5. The hydrogen powered generator of claim 1, wherein the torus of the first hydrogen storage unit and the second hydrogen storage unit comprises a flexible material.

6. The hydrogen powered generator of claim 1, wherein the torus of the first hydrogen storage unit and the second hydrogen storage unit comprises an inner porous wall and an outer generally flat wall.

7. The hydrogen powered generator of claim 1, wherein the first hydrogen storage unit and the second hydrogen storage unit each have a coupler for injecting hydrogen into and releasing hydrogen from the first hydrogen storage unit and the second hydrogen storage unit.

8. The hydrogen powered generator of claim 7, further comprising a vibration device disposed in the coupler of each of the first hydrogen storage unit and the second hydrogen storage unit.

9. The hydrogen powered generator of claim 1, wherein the first hydrogen storage unit and the second hydrogen storage unit each comprise an inlet coupler and an outlet coupler at opposite ends of the first hydrogen storage unit and the second hydrogen storage unit, wherein the inlet coupler is connected to a hydrogen charging port and the outlet coupler is connected to the at least one fuel cell.

10. The hydrogen powered generator of claim 1, wherein the hydrogen storage assembly stores a quantity of hydrogen sufficient to output between 250 kilowatt hours and 2megawatt hours of energy.

11. A hydrogen powered generator comprising:

at least one fuel cell;

a power converter that receives a raw power from the at least one fuel cell and outputs a converted power; and

a hydrogen storage assembly that supplies hydrogen to the at least one fuel cell, the hydrogen storage assembly comprising a first hydrogen storage unit in fluid communication with the at least one fuel cell and a second hydrogen storage unit in fluid communication with the at least one fuel cell, wherein each of the first hydrogen storage unit and the second hydrogen storage unit comprise a storage volume defined by: an outer cylindrical container, an inner cylinder, a top flange attached to the inner cylinder, and a bottom flange attached to the inner cylinder, wherein the storage volume is configured to contain a metal alloy material that absorbs and releases hydrogen gas.

12. The hydrogen powered generator of claim 11, wherein the first hydrogen storage unit and the second hydrogen storage unit are each cylindrical in shape having a height and a diameter, wherein the diameter is at least 1.5 times the height.

13. The hydrogen powered generator of claim 12, further comprising a housing having a base, a top, and at least one side wall, wherein the at least one side wall is contoured to correspond the cylindrical shape of the first hydrogen storage unit and the second hydrogen storage unit.

14. The hydrogen powered generator of claim 11, wherein for each of the first hydrogen storage unit and the second hydrogen storage unit, wherein the metal alloy material fills 50% to 85% of the storage volume.

15. The hydrogen powered generator of claim 11, wherein the top flange and the bottom flange comprise vents through which the hydrogen gas passes.

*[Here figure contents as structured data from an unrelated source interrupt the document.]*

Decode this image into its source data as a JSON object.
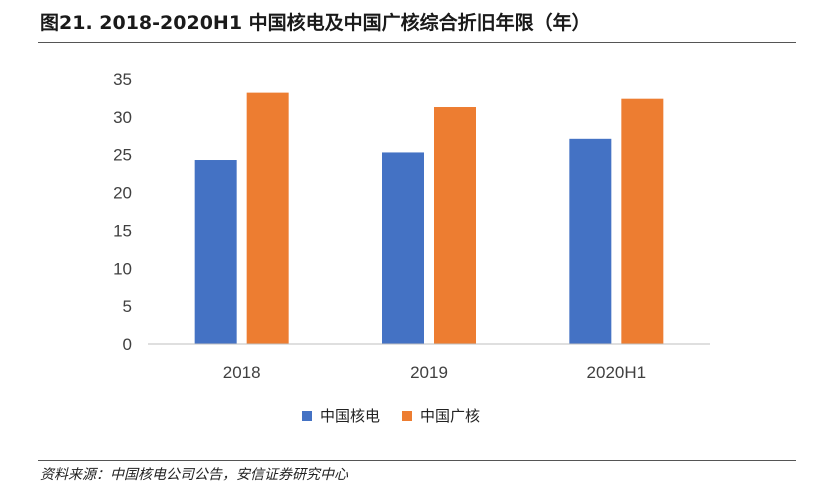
{
  "header": {
    "title": "图21. 2018-2020H1 中国核电及中国广核综合折旧年限（年）"
  },
  "footer": {
    "source": "资料来源：中国核电公司公告，安信证券研究中心"
  },
  "colors": {
    "series1": "#4472C4",
    "series2": "#ED7D31",
    "axis": "#BFBFBF",
    "tick_text": "#404040"
  },
  "chart_data": {
    "type": "bar",
    "title": "图21. 2018-2020H1 中国核电及中国广核综合折旧年限（年）",
    "xlabel": "",
    "ylabel": "",
    "categories": [
      "2018",
      "2019",
      "2020H1"
    ],
    "series": [
      {
        "name": "中国核电",
        "values": [
          24.3,
          25.3,
          27.1
        ]
      },
      {
        "name": "中国广核",
        "values": [
          33.2,
          31.3,
          32.4
        ]
      }
    ],
    "ylim": [
      0,
      35
    ],
    "yticks": [
      0,
      5,
      10,
      15,
      20,
      25,
      30,
      35
    ],
    "grid": false,
    "legend": "bottom"
  }
}
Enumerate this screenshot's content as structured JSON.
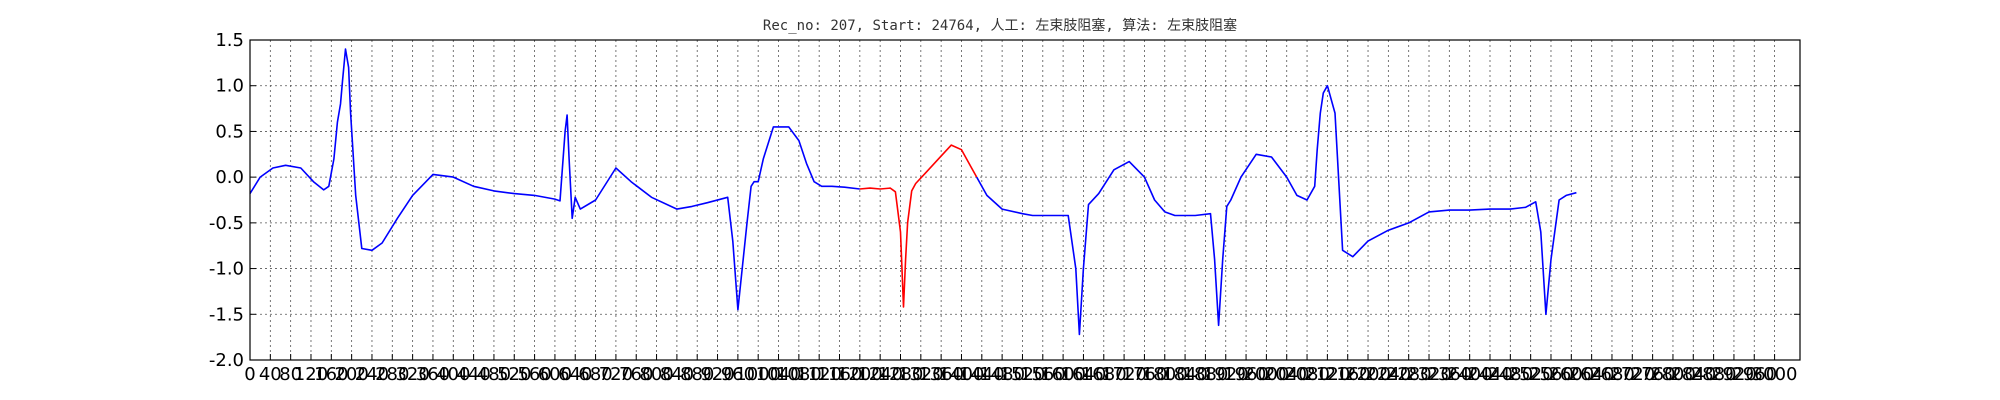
{
  "chart_data": {
    "type": "line",
    "title": "Rec_no: 207, Start: 24764, 人工: 左束肢阻塞, 算法: 左束肢阻塞",
    "xlabel": "",
    "ylabel": "",
    "xlim": [
      0,
      3050
    ],
    "ylim": [
      -2.0,
      1.5
    ],
    "grid": true,
    "y_ticks": [
      "1.5",
      "1.0",
      "0.5",
      "0.0",
      "-0.5",
      "-1.0",
      "-1.5",
      "-2.0"
    ],
    "x_ticks": [
      "0",
      "40",
      "80",
      "120",
      "160",
      "200",
      "240",
      "280",
      "320",
      "360",
      "400",
      "440",
      "480",
      "520",
      "560",
      "600",
      "640",
      "680",
      "720",
      "760",
      "800",
      "840",
      "880",
      "920",
      "960",
      "1000",
      "1040",
      "1080",
      "1120",
      "1160",
      "1200",
      "1240",
      "1280",
      "1320",
      "1360",
      "1400",
      "1440",
      "1480",
      "1520",
      "1560",
      "1600",
      "1640",
      "1680",
      "1720",
      "1760",
      "1800",
      "1840",
      "1880",
      "1920",
      "1960",
      "2000",
      "2040",
      "2080",
      "2120",
      "2160",
      "2200",
      "2240",
      "2280",
      "2320",
      "2360",
      "2400",
      "2440",
      "2480",
      "2520",
      "2560",
      "2600",
      "2640",
      "2680",
      "2720",
      "2760",
      "2800",
      "2840",
      "2880",
      "2920",
      "2960",
      "3000"
    ],
    "series": [
      {
        "color": "#0000ff",
        "x": [
          0,
          20,
          45,
          70,
          100,
          125,
          145,
          155,
          165,
          172,
          178,
          182,
          188,
          194,
          198,
          208,
          220,
          240,
          260,
          290,
          320,
          360,
          400,
          440,
          480,
          520,
          560,
          600,
          610,
          620,
          624,
          628,
          634,
          640,
          650,
          680,
          720,
          750,
          790,
          840,
          870,
          900,
          940,
          950,
          960,
          978,
          986,
          992,
          1000,
          1010,
          1030,
          1060,
          1080,
          1095,
          1110,
          1125,
          1145,
          1170,
          1200
        ],
        "y": [
          -0.18,
          0.0,
          0.1,
          0.13,
          0.1,
          -0.05,
          -0.14,
          -0.1,
          0.2,
          0.6,
          0.8,
          1.05,
          1.4,
          1.2,
          0.7,
          -0.2,
          -0.78,
          -0.8,
          -0.72,
          -0.45,
          -0.2,
          0.03,
          0.0,
          -0.1,
          -0.15,
          -0.18,
          -0.2,
          -0.24,
          -0.26,
          0.5,
          0.68,
          0.2,
          -0.45,
          -0.22,
          -0.35,
          -0.25,
          0.1,
          -0.05,
          -0.22,
          -0.35,
          -0.32,
          -0.28,
          -0.22,
          -0.7,
          -1.45,
          -0.5,
          -0.1,
          -0.05,
          -0.05,
          0.2,
          0.55,
          0.55,
          0.4,
          0.15,
          -0.05,
          -0.1,
          -0.1,
          -0.11,
          -0.13
        ]
      },
      {
        "color": "#ff0000",
        "x": [
          1200,
          1220,
          1240,
          1260,
          1270,
          1280,
          1286,
          1290,
          1294,
          1302,
          1310,
          1330,
          1360,
          1380,
          1400,
          1420,
          1430
        ],
        "y": [
          -0.13,
          -0.12,
          -0.13,
          -0.12,
          -0.16,
          -0.6,
          -1.42,
          -0.9,
          -0.5,
          -0.15,
          -0.07,
          0.05,
          0.23,
          0.35,
          0.3,
          0.1,
          0.0
        ]
      },
      {
        "color": "#0000ff",
        "x": [
          1430,
          1450,
          1480,
          1520,
          1540,
          1560,
          1580,
          1610,
          1625,
          1632,
          1640,
          1650,
          1670,
          1700,
          1730,
          1760,
          1780,
          1800,
          1820,
          1860,
          1890,
          1898,
          1906,
          1914,
          1922,
          1930,
          1950,
          1980,
          2010,
          2040,
          2060,
          2080,
          2095,
          2100,
          2106,
          2112,
          2120,
          2135,
          2150,
          2170,
          2200,
          2240,
          2280,
          2320,
          2360,
          2400,
          2440,
          2480,
          2510,
          2530,
          2540,
          2550,
          2560,
          2576,
          2590,
          2610
        ],
        "y": [
          0.0,
          -0.2,
          -0.35,
          -0.4,
          -0.42,
          -0.42,
          -0.42,
          -0.42,
          -1.0,
          -1.72,
          -1.0,
          -0.3,
          -0.18,
          0.08,
          0.17,
          0.0,
          -0.25,
          -0.38,
          -0.42,
          -0.42,
          -0.4,
          -0.9,
          -1.62,
          -0.9,
          -0.32,
          -0.25,
          0.0,
          0.25,
          0.22,
          0.0,
          -0.2,
          -0.25,
          -0.1,
          0.3,
          0.7,
          0.92,
          1.0,
          0.7,
          -0.8,
          -0.87,
          -0.7,
          -0.58,
          -0.5,
          -0.38,
          -0.36,
          -0.36,
          -0.35,
          -0.35,
          -0.33,
          -0.27,
          -0.6,
          -1.5,
          -0.9,
          -0.25,
          -0.2,
          -0.17
        ]
      }
    ]
  }
}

16. The hydrogen powered generator of claim 11, wherein an outer surface of the inner cylinder is fluted and wherein an inner surface of the outer cylindrical container is fluted.

17. The hydrogen powered generator of claim 11, wherein the first hydrogen storage unit and the second hydrogen storage unit each have a coupler for injecting hydrogen into and releasing hydrogen from the first hydrogen storage unit and the second hydrogen storage unit.

18. The hydrogen powered generator of claim 17, further comprising a vibration device disposed in the coupler of each of the first hydrogen storage unit and the second hydrogen storage unit.

19. The hydrogen powered generator of claim 11, wherein the first hydrogen storage unit and the second hydrogen storage unit each comprise an inlet coupler and an outlet coupler at opposite ends of the first hydrogen storage unit and the second hydrogen storage unit, wherein the inlet coupler is connected to a hydrogen charging port and the outlet coupler is connected to the at least one fuel cell.

20. The hydrogen powered generator of claim 11, wherein the hydrogen storage assembly stores a quantity of hydrogen sufficient to output between 250 kilowatt hours and 2 megawatt hours of energy.